The classic answers are innovation, investment and skills. While developing new environmental land management schemes (SFI 2022 concerned with soil health), DEFRA has set out more productivity schemes. The Farming Transformation Fund’s third theme, Adding Value, has just been announced ahead of opening in June. That, with the further trailers for the autumn’s slurry storage scheme, shows DEFRA’s new stance, giving forward warning of new schemes to help plan for them. This week has also seen another part of the Farming Innovation Fund announced.

Continuing post-Brexit policy development in agriculture and the environment, yesterday’s Genetic Technology (Precision Breeding) Bill would allow the commercial use of gene edited plants and, later, animals. Meanwhile, the uses of data grow and automation continues to develop.

This is not just about DEFRA policy. In particular, tax policy can help farming across the United Kingdom. The Chancellor, concerned about productivity for the whole economy, is seeking views on how capital allowances can assist. The Agricultural Productivity Task Force (APTF), with the CAAV a member, has urged the higher and stable rates needed for confident investment in the new technologies at the right time.

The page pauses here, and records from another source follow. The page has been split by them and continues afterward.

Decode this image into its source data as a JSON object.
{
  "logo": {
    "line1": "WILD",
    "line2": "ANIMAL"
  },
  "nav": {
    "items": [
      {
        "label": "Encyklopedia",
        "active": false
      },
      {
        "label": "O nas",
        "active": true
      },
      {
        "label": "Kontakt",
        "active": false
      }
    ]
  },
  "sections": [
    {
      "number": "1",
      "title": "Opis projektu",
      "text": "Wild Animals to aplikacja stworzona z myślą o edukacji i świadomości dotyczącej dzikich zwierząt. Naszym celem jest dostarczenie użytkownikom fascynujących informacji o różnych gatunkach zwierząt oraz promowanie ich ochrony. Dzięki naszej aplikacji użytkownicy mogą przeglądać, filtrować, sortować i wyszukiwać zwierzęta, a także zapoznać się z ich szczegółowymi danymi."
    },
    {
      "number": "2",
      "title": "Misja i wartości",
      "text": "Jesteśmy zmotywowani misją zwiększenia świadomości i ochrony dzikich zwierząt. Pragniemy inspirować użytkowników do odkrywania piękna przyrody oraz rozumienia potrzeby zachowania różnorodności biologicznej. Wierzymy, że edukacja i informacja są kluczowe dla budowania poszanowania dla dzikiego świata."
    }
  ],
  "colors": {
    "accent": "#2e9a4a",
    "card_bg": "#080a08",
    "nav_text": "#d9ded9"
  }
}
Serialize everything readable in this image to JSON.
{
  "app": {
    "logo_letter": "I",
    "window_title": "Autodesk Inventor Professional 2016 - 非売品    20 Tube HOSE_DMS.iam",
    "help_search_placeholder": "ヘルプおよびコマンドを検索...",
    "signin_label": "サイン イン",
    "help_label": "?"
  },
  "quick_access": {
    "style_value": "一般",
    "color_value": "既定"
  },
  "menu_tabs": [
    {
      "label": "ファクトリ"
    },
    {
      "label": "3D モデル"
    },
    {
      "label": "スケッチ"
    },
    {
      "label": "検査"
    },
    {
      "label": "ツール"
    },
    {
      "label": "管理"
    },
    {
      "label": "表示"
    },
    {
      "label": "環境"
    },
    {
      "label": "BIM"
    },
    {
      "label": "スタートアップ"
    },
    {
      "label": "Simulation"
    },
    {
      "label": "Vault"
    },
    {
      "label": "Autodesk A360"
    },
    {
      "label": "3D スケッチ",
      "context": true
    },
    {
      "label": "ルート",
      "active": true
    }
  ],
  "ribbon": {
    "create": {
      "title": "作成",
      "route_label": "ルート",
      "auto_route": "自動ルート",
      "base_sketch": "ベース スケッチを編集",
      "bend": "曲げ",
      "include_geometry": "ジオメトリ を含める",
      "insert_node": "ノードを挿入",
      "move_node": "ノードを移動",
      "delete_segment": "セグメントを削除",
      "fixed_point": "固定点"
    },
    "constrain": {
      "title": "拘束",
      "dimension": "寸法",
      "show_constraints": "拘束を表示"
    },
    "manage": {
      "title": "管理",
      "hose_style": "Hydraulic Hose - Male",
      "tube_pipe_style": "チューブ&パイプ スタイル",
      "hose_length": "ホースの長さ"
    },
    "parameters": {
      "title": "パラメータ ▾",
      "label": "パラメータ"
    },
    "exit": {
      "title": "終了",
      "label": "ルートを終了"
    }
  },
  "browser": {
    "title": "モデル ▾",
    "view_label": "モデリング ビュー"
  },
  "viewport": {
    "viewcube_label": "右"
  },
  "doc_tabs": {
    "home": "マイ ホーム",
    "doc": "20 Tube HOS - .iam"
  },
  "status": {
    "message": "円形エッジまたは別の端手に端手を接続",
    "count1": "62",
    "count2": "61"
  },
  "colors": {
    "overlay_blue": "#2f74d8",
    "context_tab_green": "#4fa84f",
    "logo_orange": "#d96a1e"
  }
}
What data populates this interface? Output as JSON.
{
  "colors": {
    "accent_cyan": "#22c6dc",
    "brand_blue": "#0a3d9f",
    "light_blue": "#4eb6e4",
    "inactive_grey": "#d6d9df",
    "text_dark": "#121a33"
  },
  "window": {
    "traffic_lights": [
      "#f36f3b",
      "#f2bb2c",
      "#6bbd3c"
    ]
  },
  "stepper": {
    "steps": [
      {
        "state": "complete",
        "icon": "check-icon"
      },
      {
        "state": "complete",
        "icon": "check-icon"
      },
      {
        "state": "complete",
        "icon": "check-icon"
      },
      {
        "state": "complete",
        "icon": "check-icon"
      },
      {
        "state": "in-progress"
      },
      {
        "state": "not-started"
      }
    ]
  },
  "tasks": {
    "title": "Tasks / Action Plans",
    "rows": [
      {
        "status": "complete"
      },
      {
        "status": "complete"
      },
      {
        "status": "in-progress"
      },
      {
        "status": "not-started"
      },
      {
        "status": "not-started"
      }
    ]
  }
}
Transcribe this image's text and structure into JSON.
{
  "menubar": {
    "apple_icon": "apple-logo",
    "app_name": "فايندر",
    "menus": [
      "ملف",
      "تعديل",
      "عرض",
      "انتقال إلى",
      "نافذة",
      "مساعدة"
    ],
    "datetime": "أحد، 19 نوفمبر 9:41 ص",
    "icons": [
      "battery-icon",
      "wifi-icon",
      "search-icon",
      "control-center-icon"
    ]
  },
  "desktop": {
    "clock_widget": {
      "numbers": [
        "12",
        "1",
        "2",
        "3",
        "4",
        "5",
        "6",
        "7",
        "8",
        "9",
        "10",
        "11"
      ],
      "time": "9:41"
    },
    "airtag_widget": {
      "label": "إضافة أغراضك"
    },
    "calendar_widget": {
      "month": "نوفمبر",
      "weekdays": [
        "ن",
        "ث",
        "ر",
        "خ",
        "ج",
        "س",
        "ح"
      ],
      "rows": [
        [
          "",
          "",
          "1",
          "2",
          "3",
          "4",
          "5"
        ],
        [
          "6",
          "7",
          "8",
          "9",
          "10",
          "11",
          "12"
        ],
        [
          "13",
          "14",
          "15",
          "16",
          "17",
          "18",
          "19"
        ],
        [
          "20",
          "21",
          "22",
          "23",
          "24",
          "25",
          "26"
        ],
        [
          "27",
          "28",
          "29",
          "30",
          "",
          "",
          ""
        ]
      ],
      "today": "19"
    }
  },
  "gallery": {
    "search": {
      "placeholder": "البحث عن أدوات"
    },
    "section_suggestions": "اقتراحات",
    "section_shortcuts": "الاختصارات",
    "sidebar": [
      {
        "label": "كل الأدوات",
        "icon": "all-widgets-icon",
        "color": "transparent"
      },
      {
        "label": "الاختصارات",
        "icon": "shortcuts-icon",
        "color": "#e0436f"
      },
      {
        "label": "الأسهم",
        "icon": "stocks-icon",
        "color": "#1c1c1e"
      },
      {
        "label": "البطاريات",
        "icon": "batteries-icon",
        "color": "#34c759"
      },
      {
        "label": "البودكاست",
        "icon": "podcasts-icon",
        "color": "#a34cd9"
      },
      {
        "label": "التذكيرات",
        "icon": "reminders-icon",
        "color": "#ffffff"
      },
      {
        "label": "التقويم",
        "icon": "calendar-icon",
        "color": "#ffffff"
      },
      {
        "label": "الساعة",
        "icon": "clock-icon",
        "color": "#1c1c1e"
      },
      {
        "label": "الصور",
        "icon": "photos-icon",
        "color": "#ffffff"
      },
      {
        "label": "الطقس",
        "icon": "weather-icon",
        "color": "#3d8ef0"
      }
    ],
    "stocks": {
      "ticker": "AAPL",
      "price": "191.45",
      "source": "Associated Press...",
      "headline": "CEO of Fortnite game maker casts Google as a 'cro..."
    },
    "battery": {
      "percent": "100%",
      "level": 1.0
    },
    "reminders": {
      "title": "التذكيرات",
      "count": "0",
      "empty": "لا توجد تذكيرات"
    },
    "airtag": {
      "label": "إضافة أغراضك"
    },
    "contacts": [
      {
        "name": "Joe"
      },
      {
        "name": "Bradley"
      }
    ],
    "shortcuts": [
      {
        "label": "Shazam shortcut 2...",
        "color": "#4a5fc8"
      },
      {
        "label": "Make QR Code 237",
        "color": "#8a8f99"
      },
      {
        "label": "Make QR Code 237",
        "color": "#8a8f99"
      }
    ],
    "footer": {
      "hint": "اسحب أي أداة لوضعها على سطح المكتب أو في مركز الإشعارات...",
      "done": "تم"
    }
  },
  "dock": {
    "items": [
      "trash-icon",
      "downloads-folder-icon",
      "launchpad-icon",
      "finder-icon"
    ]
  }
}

With the deeper and essential question of giving the right people useful access to land, the APTF has also issued an introductory guide to farm business structures and urged review of the Irish Income Tax relief on rents for farmland let for five years at arm’s length as analysed by the CAAV. Giving good farmers their head will open the other doors.

With little productivity growth for 30 years, a growing population and today’s economic headwinds, the need for improvement is urgent. CAAV Fellows’ advice to farmers and owners will be critical.